Direct sales of government assets under the privatisation programme will now be opened to public tendering in a move meant to enhance transparency and openness in the disposals that have been abused in the past by individuals to acquire key assets at understated prices.
The Draft Privatisation Bill 2023 underpins public tendering as an option for the sale of shares in State entities that is not being done through an initial public offering (IPO) at the stock market.
Under previous provisions in the Privatisation Act 2005—which is set to be repealed—, private sale of assets was allowed, including through liquidation, but without a requirement that the transaction is opened to the public for competitive bidding.
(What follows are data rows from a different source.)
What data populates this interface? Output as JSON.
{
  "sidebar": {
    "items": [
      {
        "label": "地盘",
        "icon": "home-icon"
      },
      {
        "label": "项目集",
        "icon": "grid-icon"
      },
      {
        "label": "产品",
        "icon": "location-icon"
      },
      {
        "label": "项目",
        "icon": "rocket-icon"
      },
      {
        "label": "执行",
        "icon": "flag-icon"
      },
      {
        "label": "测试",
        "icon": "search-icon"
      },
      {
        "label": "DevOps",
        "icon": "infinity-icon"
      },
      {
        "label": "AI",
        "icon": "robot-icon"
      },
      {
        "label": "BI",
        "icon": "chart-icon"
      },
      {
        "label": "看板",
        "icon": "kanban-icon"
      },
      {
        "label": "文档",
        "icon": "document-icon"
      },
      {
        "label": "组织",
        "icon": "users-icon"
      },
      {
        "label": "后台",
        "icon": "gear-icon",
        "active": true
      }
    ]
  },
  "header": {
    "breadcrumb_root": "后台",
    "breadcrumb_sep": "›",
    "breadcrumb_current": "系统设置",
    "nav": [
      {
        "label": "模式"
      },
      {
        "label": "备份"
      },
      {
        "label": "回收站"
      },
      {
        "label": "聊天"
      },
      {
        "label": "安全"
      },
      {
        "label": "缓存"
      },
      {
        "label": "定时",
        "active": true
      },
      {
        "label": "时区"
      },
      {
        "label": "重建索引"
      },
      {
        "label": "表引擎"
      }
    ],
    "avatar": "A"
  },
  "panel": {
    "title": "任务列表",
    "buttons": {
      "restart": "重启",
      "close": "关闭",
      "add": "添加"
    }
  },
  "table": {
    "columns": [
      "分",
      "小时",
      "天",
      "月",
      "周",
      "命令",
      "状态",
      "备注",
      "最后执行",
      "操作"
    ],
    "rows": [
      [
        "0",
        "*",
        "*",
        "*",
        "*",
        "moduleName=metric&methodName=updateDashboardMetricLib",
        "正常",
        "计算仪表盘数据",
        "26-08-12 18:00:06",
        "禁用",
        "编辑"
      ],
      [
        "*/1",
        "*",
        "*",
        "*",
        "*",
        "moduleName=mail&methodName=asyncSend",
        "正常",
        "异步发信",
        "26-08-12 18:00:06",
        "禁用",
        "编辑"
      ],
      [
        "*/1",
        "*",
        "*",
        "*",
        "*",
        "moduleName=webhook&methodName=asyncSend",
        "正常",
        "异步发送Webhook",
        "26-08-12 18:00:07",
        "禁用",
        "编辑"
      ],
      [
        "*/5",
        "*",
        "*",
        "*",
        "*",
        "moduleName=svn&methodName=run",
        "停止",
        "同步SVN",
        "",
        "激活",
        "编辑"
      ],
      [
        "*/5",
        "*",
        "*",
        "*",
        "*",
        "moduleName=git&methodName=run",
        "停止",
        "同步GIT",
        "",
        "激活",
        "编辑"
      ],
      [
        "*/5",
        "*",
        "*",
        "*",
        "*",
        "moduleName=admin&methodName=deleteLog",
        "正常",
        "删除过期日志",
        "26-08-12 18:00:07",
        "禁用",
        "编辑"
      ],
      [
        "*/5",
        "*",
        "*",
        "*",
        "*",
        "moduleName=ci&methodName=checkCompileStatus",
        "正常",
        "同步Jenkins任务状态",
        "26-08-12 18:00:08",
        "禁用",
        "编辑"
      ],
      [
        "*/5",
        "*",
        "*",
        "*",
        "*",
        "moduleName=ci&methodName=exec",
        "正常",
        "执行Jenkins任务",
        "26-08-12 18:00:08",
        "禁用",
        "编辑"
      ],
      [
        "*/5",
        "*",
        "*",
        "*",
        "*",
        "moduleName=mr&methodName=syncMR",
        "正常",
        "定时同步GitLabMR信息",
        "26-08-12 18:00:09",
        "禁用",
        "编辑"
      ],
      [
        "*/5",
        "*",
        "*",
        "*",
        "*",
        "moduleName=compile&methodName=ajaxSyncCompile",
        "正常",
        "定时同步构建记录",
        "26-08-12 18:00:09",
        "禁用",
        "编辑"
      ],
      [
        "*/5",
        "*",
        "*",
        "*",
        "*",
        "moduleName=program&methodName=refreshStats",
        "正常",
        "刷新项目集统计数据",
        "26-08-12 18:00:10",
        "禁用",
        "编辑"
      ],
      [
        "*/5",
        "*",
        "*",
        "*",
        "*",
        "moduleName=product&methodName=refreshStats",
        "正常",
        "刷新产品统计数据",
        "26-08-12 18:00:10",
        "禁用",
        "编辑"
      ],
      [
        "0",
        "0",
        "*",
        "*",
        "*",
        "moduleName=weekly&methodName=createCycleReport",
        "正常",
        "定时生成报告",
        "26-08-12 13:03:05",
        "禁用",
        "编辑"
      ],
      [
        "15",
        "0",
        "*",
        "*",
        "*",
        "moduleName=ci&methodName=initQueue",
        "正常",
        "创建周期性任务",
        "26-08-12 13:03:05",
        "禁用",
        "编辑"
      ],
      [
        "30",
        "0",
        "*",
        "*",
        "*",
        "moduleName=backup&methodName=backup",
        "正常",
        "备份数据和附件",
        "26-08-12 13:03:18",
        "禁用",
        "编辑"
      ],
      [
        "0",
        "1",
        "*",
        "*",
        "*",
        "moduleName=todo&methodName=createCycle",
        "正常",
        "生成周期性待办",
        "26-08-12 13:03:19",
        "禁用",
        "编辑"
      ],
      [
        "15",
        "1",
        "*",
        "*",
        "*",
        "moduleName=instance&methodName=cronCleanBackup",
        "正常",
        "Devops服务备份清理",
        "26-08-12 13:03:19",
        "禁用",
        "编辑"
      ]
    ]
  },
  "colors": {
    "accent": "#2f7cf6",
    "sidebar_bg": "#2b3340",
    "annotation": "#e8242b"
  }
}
“Where the selected method of privatisation is public tendering… the notice of invitation to tender on the sale of shares shall be published in the government tenders’ portals or on the authority’s website and in at least two newspapers of nationwide circulation,” reads the draft Bill.
The new Bill is, therefore, proposing that the Privatisation Authority sets up a tender evaluation committee which will lead the sale process, and will include representatives from the National Treasury, the authority, the line ministry responsible and any other relevant institution as may be determined by the authority.
The changes in the new Bill are meant to improve the transparency around the sale of public assets, and also hasten privatisation deals at a time when the government is looking to let go of some of its enterprises that are costing taxpayers billions of shillings every year to support.
In the past, major privatisation deals have largely been in form of IPOs, including the sale of government stakes in KenGen, Mumias Sugar, Safaricom and Kenya Re.
Meanwhile, the disposal of Telkom Kenya and Kenya Railways Corporation in 2007 and 2006 took the form of a strategic sale and concessioning respectively. Both have since then reverted to full government ownership.
Besides public tendering and IPOs, the privatisation of State firms can be done through sales resulting from the exercise of pre-emptive rights.
In this method, the sale is to be undertaken in accordance with the procedure specified in the respective entity’s charter documents.
Where no such documents exist, the sale is to be guided by provisions of the Companies Act 2015.